- Coat of arms
- Location within Sandnes Municipality
- Interactive map of Bydel Høle
- Coordinates: 58°53′44″N 06°00′33″E﻿ / ﻿58.89556°N 6.00917°E
- Country: Norway
- Region: Western Norway
- County: Rogaland
- District: Jæren
- City: Sandnes

Area
- • Total: 101.4 km^{2} (39.2 sq mi)
- Elevation: 22 m (72 ft)

Population (2016)
- • Total: 1,042
- • Density: 10.28/km^{2} (26.62/sq mi)
- Time zone: UTC+01:00 (CET)
- • Summer (DST): UTC+02:00 (CEST)
- Post Code: 4308 Sandnes

= Høle =

Borough in Sandnes, Norway

Høle is a borough and a village in the central part of the large Sandnes Municipality in Rogaland county, Norway, located along the Høgsfjorden. The area was historically a part of the municipality of Høle. Høle Church and Høle School are both located in the village.

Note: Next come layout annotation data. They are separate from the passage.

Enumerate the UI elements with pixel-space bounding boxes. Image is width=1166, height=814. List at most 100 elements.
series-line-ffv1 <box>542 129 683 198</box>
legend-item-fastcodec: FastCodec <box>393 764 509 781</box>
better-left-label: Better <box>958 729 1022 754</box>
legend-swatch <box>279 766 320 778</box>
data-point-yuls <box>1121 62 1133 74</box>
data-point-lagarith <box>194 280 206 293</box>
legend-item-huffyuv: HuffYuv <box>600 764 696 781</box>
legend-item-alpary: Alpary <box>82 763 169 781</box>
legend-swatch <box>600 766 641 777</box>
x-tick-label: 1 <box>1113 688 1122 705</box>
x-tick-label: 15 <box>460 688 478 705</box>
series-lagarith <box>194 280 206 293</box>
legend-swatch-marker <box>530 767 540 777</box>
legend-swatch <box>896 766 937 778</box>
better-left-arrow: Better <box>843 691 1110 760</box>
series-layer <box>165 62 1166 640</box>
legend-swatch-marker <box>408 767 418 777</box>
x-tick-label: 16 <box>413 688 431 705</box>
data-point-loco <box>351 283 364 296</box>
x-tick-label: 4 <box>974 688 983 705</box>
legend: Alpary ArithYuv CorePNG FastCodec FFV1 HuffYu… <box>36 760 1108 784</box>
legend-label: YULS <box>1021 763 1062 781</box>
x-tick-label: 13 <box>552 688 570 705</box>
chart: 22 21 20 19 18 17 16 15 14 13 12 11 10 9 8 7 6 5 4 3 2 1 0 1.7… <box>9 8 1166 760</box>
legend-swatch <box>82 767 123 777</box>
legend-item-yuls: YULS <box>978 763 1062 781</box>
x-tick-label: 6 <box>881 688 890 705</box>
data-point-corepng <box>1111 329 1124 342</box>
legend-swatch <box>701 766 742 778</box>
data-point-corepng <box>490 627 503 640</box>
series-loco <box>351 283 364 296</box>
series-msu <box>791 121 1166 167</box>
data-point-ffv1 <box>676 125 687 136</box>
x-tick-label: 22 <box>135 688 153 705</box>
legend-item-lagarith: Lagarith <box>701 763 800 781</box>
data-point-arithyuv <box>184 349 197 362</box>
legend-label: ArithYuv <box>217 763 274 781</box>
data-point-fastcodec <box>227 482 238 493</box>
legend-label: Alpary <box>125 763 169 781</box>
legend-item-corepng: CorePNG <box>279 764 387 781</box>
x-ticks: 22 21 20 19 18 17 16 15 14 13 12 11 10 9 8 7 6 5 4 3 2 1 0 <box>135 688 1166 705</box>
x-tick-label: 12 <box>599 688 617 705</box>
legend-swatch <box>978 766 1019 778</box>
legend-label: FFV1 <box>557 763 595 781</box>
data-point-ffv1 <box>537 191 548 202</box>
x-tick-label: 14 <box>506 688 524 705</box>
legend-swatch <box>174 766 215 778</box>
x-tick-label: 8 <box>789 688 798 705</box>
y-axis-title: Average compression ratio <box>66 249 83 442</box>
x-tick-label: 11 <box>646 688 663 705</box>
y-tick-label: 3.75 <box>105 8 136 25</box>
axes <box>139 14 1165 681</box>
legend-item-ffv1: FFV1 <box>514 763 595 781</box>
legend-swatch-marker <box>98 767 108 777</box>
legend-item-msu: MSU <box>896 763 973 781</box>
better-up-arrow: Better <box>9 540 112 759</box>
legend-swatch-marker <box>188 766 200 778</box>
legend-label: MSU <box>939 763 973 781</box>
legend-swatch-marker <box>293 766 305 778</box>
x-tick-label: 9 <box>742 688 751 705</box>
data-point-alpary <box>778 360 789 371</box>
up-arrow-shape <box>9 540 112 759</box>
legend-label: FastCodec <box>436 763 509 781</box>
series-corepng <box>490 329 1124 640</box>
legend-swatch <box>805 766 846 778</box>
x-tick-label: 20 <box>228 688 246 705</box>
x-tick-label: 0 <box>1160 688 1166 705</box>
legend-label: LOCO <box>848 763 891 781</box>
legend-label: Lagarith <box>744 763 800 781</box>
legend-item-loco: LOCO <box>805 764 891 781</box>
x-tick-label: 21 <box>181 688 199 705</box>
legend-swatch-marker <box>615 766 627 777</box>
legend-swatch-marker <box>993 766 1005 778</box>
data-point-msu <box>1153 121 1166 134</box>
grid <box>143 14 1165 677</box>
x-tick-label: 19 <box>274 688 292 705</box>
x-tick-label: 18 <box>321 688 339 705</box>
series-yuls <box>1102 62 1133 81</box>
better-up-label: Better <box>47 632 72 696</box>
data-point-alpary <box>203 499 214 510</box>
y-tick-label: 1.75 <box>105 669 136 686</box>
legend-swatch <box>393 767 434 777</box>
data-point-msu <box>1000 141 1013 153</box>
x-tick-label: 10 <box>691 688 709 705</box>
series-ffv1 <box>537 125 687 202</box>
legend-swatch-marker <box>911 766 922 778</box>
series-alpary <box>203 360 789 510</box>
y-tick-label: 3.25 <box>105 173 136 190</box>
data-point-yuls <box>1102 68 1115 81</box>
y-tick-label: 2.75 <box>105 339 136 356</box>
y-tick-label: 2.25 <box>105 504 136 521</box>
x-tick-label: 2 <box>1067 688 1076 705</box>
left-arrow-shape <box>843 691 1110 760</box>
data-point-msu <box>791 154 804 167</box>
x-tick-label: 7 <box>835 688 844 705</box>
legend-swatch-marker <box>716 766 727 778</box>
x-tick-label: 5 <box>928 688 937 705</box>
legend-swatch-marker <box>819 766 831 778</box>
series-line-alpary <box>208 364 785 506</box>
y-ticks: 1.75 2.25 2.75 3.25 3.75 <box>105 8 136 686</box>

The 0.35 km2 village has a population (2025) of 438, giving the village a population density of 1251 PD/km2. The borough of Høle is one of the least populous boroughs in the city of Sandnes with 1,042 inhabitants (2016). The 101.4 km2 borough is located in the central part of the municipality.